Спальня показалась ей чужой и неуютной. Остальные комнаты тоже выглядели мрачно и неприветливо: всюду громоздились сундуки и коробки, одежда по ее приказанию была сложена и аккуратно увязана в тюки. Когда, разгоряченная и пыльная с дороги, она вернулась под вечер домой, оставив лошадку на попечение грума, у дверей ее уже ждал конюх с хелстонского постоялого двора.
– Сэр Гарри передал, что вы хотите нанять карету до Оукхэмптона, ваша светлость.
– Да, – ответила она.
– Хозяин просил сообщить, что карета готова и прибудет за вами завтра после полудня.
Она рассеянно поблагодарила его, глядя в сторону, на убегающую вдаль аллею, на парк и на лес, за которым скрывался невидимый отсюда ручей. Слова конюха казались ей нелепыми и бессмысленными, не имеющими никакого отношения к действительности. Он говорил о будущем, а будущее ее не интересовало. Она повернулась и пошла в дом, а конюх долго еще смотрел ей вслед, озадаченно почесывая в затылке, – какая странная дама, бормочет что-то, будто во сне, и не поймешь, слышит она тебя или сама с собой разговаривает.
Дона побрела в детскую, оглядела пустые кроватки, голый пол, с которого успели снять ковер. Шторы были задернуты, и воздух в комнате сделался душным и жарким. Под одной из кроваток валялась оторванная лапка матерчатого кролика – любимой игрушки Джеймса, которую он разорвал однажды в припадке злости.
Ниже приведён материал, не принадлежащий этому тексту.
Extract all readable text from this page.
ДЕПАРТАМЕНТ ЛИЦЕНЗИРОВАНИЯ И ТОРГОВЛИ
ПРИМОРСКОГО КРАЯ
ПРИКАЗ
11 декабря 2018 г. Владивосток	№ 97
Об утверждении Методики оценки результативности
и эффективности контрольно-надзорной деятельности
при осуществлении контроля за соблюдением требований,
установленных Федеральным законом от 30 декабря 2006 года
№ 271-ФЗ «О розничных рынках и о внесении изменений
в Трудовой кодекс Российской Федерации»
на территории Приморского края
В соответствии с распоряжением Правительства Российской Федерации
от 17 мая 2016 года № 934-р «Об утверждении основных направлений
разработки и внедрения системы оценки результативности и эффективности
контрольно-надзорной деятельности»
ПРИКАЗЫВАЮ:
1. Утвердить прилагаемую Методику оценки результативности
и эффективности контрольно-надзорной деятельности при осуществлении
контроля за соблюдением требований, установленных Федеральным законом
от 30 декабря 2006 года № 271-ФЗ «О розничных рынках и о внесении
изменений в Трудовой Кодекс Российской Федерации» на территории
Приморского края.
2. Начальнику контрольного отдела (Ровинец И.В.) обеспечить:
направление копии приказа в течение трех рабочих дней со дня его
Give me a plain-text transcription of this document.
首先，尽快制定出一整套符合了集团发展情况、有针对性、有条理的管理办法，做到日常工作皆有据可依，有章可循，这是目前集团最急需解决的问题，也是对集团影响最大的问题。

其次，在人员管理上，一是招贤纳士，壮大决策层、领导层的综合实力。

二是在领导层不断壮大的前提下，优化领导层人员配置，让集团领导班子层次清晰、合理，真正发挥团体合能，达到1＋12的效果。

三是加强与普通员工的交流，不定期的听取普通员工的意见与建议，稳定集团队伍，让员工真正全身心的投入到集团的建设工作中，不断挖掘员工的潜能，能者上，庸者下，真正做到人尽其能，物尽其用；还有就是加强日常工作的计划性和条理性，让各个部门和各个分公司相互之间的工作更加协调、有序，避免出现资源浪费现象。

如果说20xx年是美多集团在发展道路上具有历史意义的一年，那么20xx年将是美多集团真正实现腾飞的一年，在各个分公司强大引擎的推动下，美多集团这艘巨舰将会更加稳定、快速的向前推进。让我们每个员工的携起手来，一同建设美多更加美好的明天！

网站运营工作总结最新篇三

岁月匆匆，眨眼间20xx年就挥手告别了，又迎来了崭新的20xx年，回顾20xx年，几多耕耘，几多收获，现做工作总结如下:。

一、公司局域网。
Дона подняла ее и повертела в руках. Лапка выглядела трогательно и жалко, как будто пролежала здесь долгие-долгие годы. Оставлять ее на полу не хотелось. Она открыла тяжелый платяной шкаф, стоявший в углу, и положила лапку внутрь. Потом захлопнула дверцу и, не оборачиваясь, вышла из комнаты.
В семь подали ужин. Дона почти не притронулась к нему – ей было не до еды. После ужина она отпустила служанку и, сказав, что очень устала и хочет как следует отдохнуть перед дальней дорогой, попросила не беспокоить ее ни сейчас, ни завтра утром.
Когда служанка вышла, она развязала узелок, приготовленный для нее Уильямом – она заехала к нему сразу после посещения лорда Годолфина. В узелке были грубые чулки, старые, поношенные штаны и латаная-перелатаная рубашка яркой расцветки. Дона с улыбкой достала вещи, вспоминая, какое смущенное лицо было у Уильяма, когда он вручал их ей.
– Это все, что удалось раздобыть, миледи. Грейс взяла их у своего младшего брата.
– Отличный костюм, Уильям, – утешила его Дона, – такому костюму позавидовал бы даже Пьер Блан.
Ну что ж, сегодня ночью она примерит этот костюм на себя, сегодня ночью в последний раз наденет мужское платье.